Boiling a frog is like a lot of other things: taking the short-cut only results in failure. Because if you take the obvious route and get your water boiling and plop him into it, he will immediately show you why his hind legs are so long. Not only will you not be able to have a boiled frog, you probably will have no frog at all. Frog’s seem to have an aversion to being boiled and who can blame them? Then your time will have been wasted. And the first step of the recipe is the most difficult and time consuming one: you’ve got to catch a frog!

To boil a frog right is really rather easy. Put your cool water on the stove in a large pan. Within this place our friend, the frog, (he’ll like the cool water), then, and only then, turn on the heat. Not too high. You want it to warm up very slowly until the water bubbles and before you know it (and, more importantly, before he knows it) you have a boiled frog. That’s the end of the recipe. What you do with the boiled frog is none of my business. I do like frogs’ legs, but I like them fried and that’s a different recipe entirely.

One of Satan’s tactics that is most successful for him and most deadly for us is similar to the Boiled Frog Recipe. You take a zealous, effective, working Christian and instead of giving him a full dose of “in your face” temptation, give it to him in little doses, so minute that he doesn’t pay attention to what is happening.
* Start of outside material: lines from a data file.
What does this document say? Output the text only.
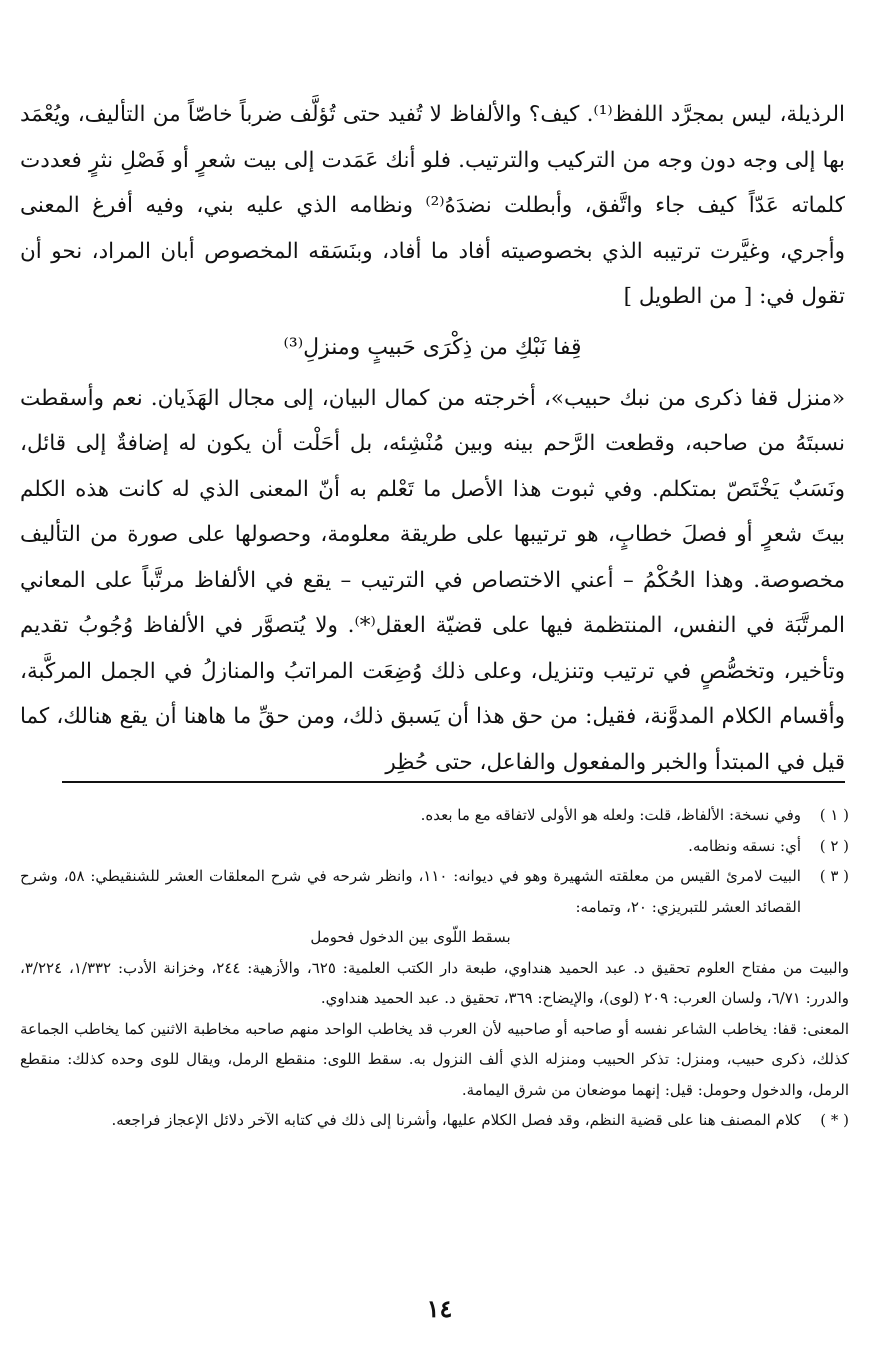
الرذيلة، ليس بمجرَّد اللفظ⁽¹⁾. كيف؟ والألفاظ لا تُفيد حتى تُؤلَّف ضرباً خاصّاً من التأليف، ويُعْمَد بها إلى وجه دون وجه من التركيب والترتيب. فلو أنك عَمَدت إلى بيت شعرٍ أو فَصْلِ نثرٍ فعددت كلماته عَدّاً كيف جاء واتَّفق، وأبطلت نضدَهُ⁽²⁾ ونظامه الذي عليه بني، وفيه أفرغ المعنى وأجري، وغيَّرت ترتيبه الذي بخصوصيته أفاد ما أفاد، وبنَسَقه المخصوص أبان المراد، نحو أن تقول في: [ من الطويل ]

قِفا نَبْكِ من ذِكْرَى حَبيبٍ ومنزلِ⁽³⁾

«منزل قفا ذكرى من نبك حبيب»، أخرجته من كمال البيان، إلى مجال الهَذَيان. نعم وأسقطت نسبتَهُ من صاحبه، وقطعت الرَّحم بينه وبين مُنْشِئه، بل أحَلْت أن يكون له إضافةٌ إلى قائل، ونَسَبٌ يَخْتَصّ بمتكلم. وفي ثبوت هذا الأصل ما تَعْلم به أنّ المعنى الذي له كانت هذه الكلم بيتَ شعرٍ أو فصلَ خطابٍ، هو ترتيبها على طريقة معلومة، وحصولها على صورة من التأليف مخصوصة. وهذا الحُكْمُ – أعني الاختصاص في الترتيب – يقع في الألفاظ مرتَّباً على المعاني المرتَّبَة في النفس، المنتظمة فيها على قضيّة العقل⁽*⁾. ولا يُتصوَّر في الألفاظ وُجُوبُ تقديم وتأخير، وتخصُّصٍ في ترتيب وتنزيل، وعلى ذلك وُضِعَت المراتبُ والمنازلُ في الجمل المركَّبة، وأقسام الكلام المدوَّنة، فقيل: من حق هذا أن يَسبق ذلك، ومن حقِّ ما هاهنا أن يقع هنالك، كما قيل في المبتدأ والخبر والمفعول والفاعل، حتى حُظِر

( ١ )
وفي نسخة: الألفاظ، قلت: ولعله هو الأولى لاتفاقه مع ما بعده.
( ٢ )
أي: نسقه ونظامه.
( ٣ )
البيت لامرئ القيس من معلقته الشهيرة وهو في ديوانه: ١١٠، وانظر شرحه في شرح المعلقات العشر للشنقيطي: ٥٨، وشرح القصائد العشر للتبريزي: ٢٠، وتمامه:

بسقط اللّوى بين الدخول فحومل

والبيت من مفتاح العلوم تحقيق د. عبد الحميد هنداوي، طبعة دار الكتب العلمية: ٦٢٥، والأزهية: ٢٤٤، وخزانة الأدب: ١/٣٣٢، ٣/٢٢٤، والدرر: ٦/٧١، ولسان العرب: ٢٠٩ (لوى)، والإيضاح: ٣٦٩، تحقيق د. عبد الحميد هنداوي.

المعنى: قفا: يخاطب الشاعر نفسه أو صاحبه أو صاحبيه لأن العرب قد يخاطب الواحد منهم صاحبه مخاطبة الاثنين كما يخاطب الجماعة كذلك، ذكرى حبيب، ومنزل: تذكر الحبيب ومنزله الذي ألف النزول به. سقط اللوى: منقطع الرمل، ويقال للوى وحده كذلك: منقطع الرمل، والدخول وحومل: قيل: إنهما موضعان من شرق اليمامة.

( * )
كلام المصنف هنا على قضية النظم، وقد فصل الكلام عليها، وأشرنا إلى ذلك في كتابه الآخر دلائل الإعجاز فراجعه.
١٤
Not too much heat! Satan doesn’t want it to be obvious enough to make the Christian fly the coop or, to keep our similes consistent, jump from the pan.

The Holy Spirit tells us “We must give our full attention to what we were told, so that we won’t drift away.” Hebrews 2:1, Contemporary English Version. The King James Version says, “Lest we should let them slip.” Young’s Analytical defines the Greek original word as meaning glide away. All of these ways of explaining the threat add up to the same thing: our most dangerous inclination is not to move from being a solid, faithful Christian to being a reprobate sinner in one giant frog-like leap, but, rather, to take tiny, almost imperceptible steps until we find ourselves in a position we would never have dreamed possible.
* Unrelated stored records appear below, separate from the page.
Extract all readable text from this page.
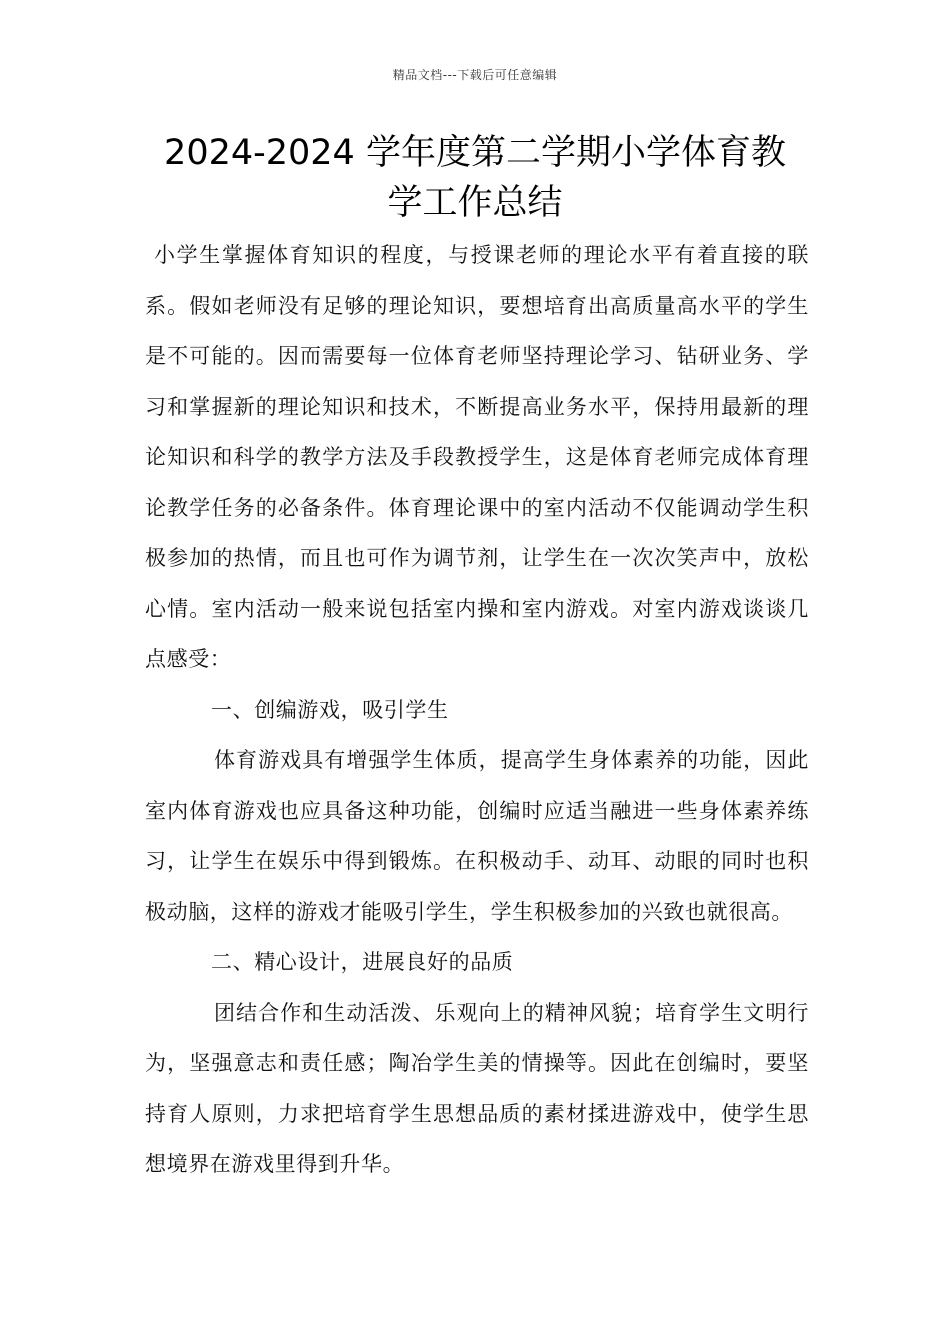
精品文档---下载后可任意编辑
2024-2024 学年度第二学期小学体育教
学工作总结

小学生掌握体育知识的程度，与授课老师的理论水平有着直接的联系。假如老师没有足够的理论知识，要想培育出高质量高水平的学生是不可能的。因而需要每一位体育老师坚持理论学习、钻研业务、学习和掌握新的理论知识和技术，不断提高业务水平，保持用最新的理论知识和科学的教学方法及手段教授学生，这是体育老师完成体育理论教学任务的必备条件。体育理论课中的室内活动不仅能调动学生积极参加的热情，而且也可作为调节剂，让学生在一次次笑声中，放松心情。室内活动一般来说包括室内操和室内游戏。对室内游戏谈谈几点感受：

一、创编游戏，吸引学生

体育游戏具有增强学生体质，提高学生身体素养的功能，因此室内体育游戏也应具备这种功能，创编时应适当融进一些身体素养练习，让学生在娱乐中得到锻炼。在积极动手、动耳、动眼的同时也积极动脑，这样的游戏才能吸引学生，学生积极参加的兴致也就很高。

二、精心设计，进展良好的品质

团结合作和生动活泼、乐观向上的精神风貌；培育学生文明行为，坚强意志和责任感；陶冶学生美的情操等。因此在创编时，要坚持育人原则，力求把培育学生思想品质的素材揉进游戏中，使学生思想境界在游戏里得到升华。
Any thoughtful Christian would have to admit that, as the church, we have moved, and are still moving, to positions that would have appalled us two decades ago. Those engineering the move have been well aware of the frog boiling principle. And we have not been very aware of the temperature change. The same principle applies to our personal lives. If Satan can get us to become less faithful a little at a time, he rejoices. If he can lure us into sin a little bit at a time, he wins. We lose.

As a roaring lion seeking those he can devour, the Devil gets some results. He waylays us and overwhelms us. But a roaring lion is easy to spot. The sound is a dead give-away. What we have to watch out for is the cool water.